Considérant ce qui suit :
Aux termes de l'article R. 222-1 du code de justice administrative : « Les présidents de tribunal administratif (...) et les présidents de formation de jugement des tribunaux (...) peuvent, par ordonnance : 1° Donner acte des désistements (…) / 5° Statuer sur les requêtes qui ne présentent plus à juger de questions autres que la condamnation prévue à l'article L. 761-1 (…). ».
Il résulte de l’instruction que, par une décision du 15 décembre 2025 prise postérieurement à l’introduction de la requête, la préfète du Rhône a fait droit à la demande de titre de séjour de M. B..., et a décidé de lui délivrer un titre de séjour portant la mention « vie privée et familiale », valable jusqu’au 14 décembre 2026. M. B... qui en a pris acte, par un mémoire enregistré le 7 février 2026, doit être regardé comme se désistant de l’ensemble des conclusions de sa requête. Ce désistement est pur et simple.
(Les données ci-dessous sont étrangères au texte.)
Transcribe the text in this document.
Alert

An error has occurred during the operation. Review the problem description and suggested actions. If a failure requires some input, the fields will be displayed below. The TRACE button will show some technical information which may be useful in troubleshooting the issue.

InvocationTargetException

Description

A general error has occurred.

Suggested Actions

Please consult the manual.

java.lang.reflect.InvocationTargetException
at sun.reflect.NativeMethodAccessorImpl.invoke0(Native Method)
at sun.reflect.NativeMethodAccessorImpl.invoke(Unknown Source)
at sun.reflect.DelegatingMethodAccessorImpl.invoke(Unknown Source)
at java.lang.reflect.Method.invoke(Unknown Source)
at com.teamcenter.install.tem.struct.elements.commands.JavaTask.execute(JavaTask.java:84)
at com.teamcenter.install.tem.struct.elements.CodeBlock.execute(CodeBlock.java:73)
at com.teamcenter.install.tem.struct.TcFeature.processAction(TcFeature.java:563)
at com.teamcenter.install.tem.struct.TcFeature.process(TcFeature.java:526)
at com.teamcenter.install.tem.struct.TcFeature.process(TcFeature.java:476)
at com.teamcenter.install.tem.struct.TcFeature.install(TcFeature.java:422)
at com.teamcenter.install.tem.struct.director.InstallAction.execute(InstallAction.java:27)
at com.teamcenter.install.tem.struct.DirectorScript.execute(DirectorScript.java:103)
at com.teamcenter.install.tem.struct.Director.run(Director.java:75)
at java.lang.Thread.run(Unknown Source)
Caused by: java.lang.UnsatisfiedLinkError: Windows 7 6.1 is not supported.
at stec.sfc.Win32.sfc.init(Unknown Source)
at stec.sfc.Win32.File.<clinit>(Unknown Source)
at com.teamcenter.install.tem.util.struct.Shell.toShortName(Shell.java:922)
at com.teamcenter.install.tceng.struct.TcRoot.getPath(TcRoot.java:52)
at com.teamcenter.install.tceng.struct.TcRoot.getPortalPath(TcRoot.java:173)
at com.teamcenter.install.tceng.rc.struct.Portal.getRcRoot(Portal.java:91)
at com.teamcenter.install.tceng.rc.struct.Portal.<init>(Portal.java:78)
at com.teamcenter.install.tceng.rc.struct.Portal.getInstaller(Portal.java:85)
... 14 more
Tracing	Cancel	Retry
Rien ne s’oppose à ce qu’il en soit donné acte.
O R D O N N E :
Article 1er : Il est donné acte du désistement de la requête de M. B....
Article 2 : La présente ordonnance sera notifiée à M. A... B... et à la préfète du Rhône.
Fait à Lyon, le 26 février 2026.
La présidente,
P. Dèche
La République mande et ordonne à la préfète du Rhône, en ce qui la concerne ou à tous commissaires de justice à ce requis en ce qui concerne les voies de droit commun contre les parties privées de pourvoir à l’exécution de la présente décision.